Amazon’s popularity among American shoppers likely stems from its simple two-day shipping, storing of credit card and shipping information, ability to browse for hours on end to find the best product for the best deal, and vast inventory of products from a wide variety of retailers. After all, there is little Americans value more than convenience.

However, even the convenience aspect of online shopping is brought into question when you consider the danger of not seeing an item in person until it arrives at your doorstep. This is particularly true with clothes and shoes. Though customer reviews online aim to give shoppers an accurate idea of the fit of the product, there’s always room for error. The Atlantic reported that nine out of 10 online shoppers simply don’t return items they don’t plan to use because it’s not worth the hassle. This is largely due to how cheap online goods are in the first place.

At the same time, online shopping causes an unprecedented amount of waste. While goods stocked in a traditional store are usually packaged in bulk, items purchased online are packaged individually to be sent directly to the shopper. This leads to waste from packaging. All those cardboard boxes that arrive at your door with your latest Amazon purchases have to go somewhere once the item you bought is hanging neatly in your closet. They usually end up in the landfill.

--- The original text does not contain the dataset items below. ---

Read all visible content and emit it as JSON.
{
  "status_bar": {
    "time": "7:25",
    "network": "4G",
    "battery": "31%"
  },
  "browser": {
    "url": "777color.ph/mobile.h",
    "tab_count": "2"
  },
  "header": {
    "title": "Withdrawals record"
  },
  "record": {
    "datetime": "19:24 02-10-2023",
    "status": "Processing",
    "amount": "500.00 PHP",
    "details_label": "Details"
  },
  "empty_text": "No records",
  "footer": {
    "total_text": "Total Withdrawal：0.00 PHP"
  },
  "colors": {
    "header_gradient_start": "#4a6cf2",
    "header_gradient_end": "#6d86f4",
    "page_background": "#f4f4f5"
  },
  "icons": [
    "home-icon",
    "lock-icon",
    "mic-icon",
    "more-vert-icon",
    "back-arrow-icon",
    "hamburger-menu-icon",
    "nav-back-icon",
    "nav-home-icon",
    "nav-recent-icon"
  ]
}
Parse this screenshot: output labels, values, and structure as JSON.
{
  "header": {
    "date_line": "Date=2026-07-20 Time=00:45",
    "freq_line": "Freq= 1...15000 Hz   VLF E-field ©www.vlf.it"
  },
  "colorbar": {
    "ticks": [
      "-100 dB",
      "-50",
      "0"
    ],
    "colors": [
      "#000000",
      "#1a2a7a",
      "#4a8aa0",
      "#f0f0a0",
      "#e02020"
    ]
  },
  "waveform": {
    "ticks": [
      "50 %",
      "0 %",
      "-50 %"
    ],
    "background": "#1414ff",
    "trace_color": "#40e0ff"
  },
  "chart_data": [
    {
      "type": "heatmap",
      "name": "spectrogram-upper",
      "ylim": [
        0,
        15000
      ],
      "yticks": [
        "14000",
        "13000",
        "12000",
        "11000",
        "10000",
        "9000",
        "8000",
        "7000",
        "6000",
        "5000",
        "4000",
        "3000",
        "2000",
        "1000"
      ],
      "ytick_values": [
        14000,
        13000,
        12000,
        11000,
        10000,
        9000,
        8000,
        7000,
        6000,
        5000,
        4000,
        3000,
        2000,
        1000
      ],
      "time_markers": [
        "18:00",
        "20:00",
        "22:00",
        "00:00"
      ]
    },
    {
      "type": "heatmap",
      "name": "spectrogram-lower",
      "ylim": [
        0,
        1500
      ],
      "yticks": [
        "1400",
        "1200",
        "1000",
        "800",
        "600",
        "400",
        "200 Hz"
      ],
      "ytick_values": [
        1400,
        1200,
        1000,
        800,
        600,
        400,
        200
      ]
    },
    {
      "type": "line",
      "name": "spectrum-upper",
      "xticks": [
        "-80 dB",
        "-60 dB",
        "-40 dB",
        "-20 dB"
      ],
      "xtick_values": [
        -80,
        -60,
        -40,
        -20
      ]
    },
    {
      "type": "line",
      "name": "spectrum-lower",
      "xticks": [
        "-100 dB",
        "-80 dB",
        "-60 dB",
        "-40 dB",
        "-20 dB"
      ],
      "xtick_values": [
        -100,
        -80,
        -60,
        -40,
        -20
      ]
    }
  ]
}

Further waste is caused by having an excess of goods. When we have access to endless streams of cheap clothing, we are more likely to find older items in our closet obsolete. While most people don’t throw away unwanted purchases, many of them try to donate unwanted goods like clothes, dishware and shoes. Although this act is done with good intentions, most of the clothes donated (at least 70 percent at Goodwill, the company told Newsweek) don’t get sold. Meaning most of them end up in the landfill though the inevitable was delayed in the process.

As fun and stress-free as online shopping is, this habit-forming practice can have disastrous results on the environment — and your wallet. A simple fix is simply to start shopping in brick and mortar stores as often as you can. It might be a bit more expensive and take a little extra time out of your day, but the process may end up saving you money in the long run. The act of driving to a store, shopping around and waiting in line gives you more time to think critically about your purchase and whether it’s worth your time and money. Since online shopping addiction by its very nature is compulsive, the easiest way to combat that impulse is to take time to think critically about your purchasing choices.

You can also try sustainable shopping, buying goods that were produced ethically or with recycled materials. Some shoppers fight shopping addictions with minimalism or capsule wardrobes, which utilize a few key fashion items that can be paired in a variety of ways while keeping your closet small. More extreme measures include going shopping-free for a year in which you only buy things you absolutely need like food or replacements for broken possessions. Online shopping can be fun and convenient, but that all comes at a cost. It’s an addiction we can each fight in the way that works best for us, our priorities and our budgets.